Il commissario cominciò a sfogliare il grosso libro, controllò nelle diverse parti, c’erano, tanto per fare un esempio, anche i gruppi sanguigni di tutti e quattro.
«Manca niente?» chiese.
«In realtà non ho trovato la corrispondenza con la società di assicurazione, ci sono copie di tutte le polizze, ma non ho trovato le lettere. Eppure ci debbono essere, da qualche parte. Cercherò ancora».
«E chi teneva conto di questo librone, chi inseriva i dati, chi ne era responsabile?».
«Io, certamente all’inizio. Poi un po’ tutti, Carla, il signor Domenico, io stessa in qualche occasione».
La signora Egle se ne andò, sempre compunta e sempre vedovile. Fu introdotta la signora Zaira, ben altra tempra, carattere del tutto diverso, sembrava portarsi dietro una tonnellata di volgare vitalità. Venne subito in argomento.
«Avrà visto, dottore, che le nostre due cameriere sono stupide come l’acqua minerale, si sono vergognate di raccontarle una cosa che potrebbe essere importante, e adesso non vogliono venire qua, si sono prese paura. Il fatto è che poco prima che salisse il notaio, l’altro giorno, c’era qualcuno in camera sua, qualcuno che non ci doveva essere. Da noi, tranne qualche volta la signora Egle e naturalmente la Palmira, non viene mai nessuno. Invece l’altra mattina, quelle due oche hanno intravisto qualcuno che si infilava nell’ascensore, intravisto appena, non hanno nemmeno capito se era un uomo o una donna. Due oche giulive».

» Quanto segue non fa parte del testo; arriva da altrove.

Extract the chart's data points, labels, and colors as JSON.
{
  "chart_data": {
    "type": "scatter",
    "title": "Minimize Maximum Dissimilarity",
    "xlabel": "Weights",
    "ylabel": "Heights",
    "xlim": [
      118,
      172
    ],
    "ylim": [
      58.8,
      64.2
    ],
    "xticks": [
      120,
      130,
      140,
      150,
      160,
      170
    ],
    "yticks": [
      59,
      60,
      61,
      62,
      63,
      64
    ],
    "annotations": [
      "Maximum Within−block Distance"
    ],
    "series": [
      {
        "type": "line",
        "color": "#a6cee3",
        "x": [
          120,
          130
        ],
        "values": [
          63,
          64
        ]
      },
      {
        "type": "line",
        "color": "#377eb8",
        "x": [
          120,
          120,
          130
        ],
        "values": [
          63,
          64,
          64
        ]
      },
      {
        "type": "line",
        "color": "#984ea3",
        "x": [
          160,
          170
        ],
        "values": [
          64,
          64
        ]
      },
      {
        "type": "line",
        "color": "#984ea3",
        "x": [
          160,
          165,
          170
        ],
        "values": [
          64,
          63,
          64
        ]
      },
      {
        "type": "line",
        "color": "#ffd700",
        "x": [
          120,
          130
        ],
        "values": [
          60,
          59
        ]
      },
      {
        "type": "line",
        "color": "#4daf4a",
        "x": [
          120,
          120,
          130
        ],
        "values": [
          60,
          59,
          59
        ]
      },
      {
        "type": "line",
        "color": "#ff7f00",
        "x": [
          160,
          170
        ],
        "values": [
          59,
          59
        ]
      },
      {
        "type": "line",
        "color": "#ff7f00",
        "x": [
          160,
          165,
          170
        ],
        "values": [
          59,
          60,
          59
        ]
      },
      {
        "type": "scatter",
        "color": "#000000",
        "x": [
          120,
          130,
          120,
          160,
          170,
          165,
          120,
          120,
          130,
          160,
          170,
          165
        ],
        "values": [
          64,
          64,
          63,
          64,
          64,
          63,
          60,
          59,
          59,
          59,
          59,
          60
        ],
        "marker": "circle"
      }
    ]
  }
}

Il commissario si prese qualche appunto, fece fare copia delle due dichiarazioni e portò tutto al Questore.
Nell’ufficio di Macbetto, c’era una sorta di riunione al massimo livello, tutti gli elementi del rebus che erano stati via via raccolti venivano esaminati e riesaminati ed esaminati di nuovo. Anche quelle nuove informazioni subirono la stessa analisi, furono esaminate da tutte le parti. Alla fine il Questore tirò le somme.
«Fino a che non sarà terminata l’autopsia giudiziaria non sappiamo neppure se il notaio è morto di morte naturale, inutile fare tutte queste ipotesi. Adesso abbiamo anche la morte dell’ostetrica da valutare, è un caso che sembra collegato, ma come si dice, sembra e pare non concludono l’affare, vedremo. In attesa di questi riscontri dobbiamo guardare meglio le cose che sappiamo con certezza, gli elementi che abbiamo raccolto. Interroghiamo di nuovo le persone che vivono e lavorano nella casa, tutte, nessuna esclusa. Mandiamo qualcuno a controllare gli archivi dell’assicurazione, le lettere che non si trovano qui, lì le dovremmo trovare. Chiediamo alla signora Maria Teresa ragione di questa decisione, di tenere separate anche le informazioni sulla salute. E poi, proviamo ad abbandonare almeno un po’ delle cautele. Facciamoci spiegare la storia delle inseminazioni. Parliamo col medico che le ha fatte. C’era un amante? Vediamo di scoprirlo. C’è ancora? Impossibile che nessuno sappia niente. Non facciamoci prendere in giro».
La riunione si sciolse, le facce erano prevalentemente perplesse.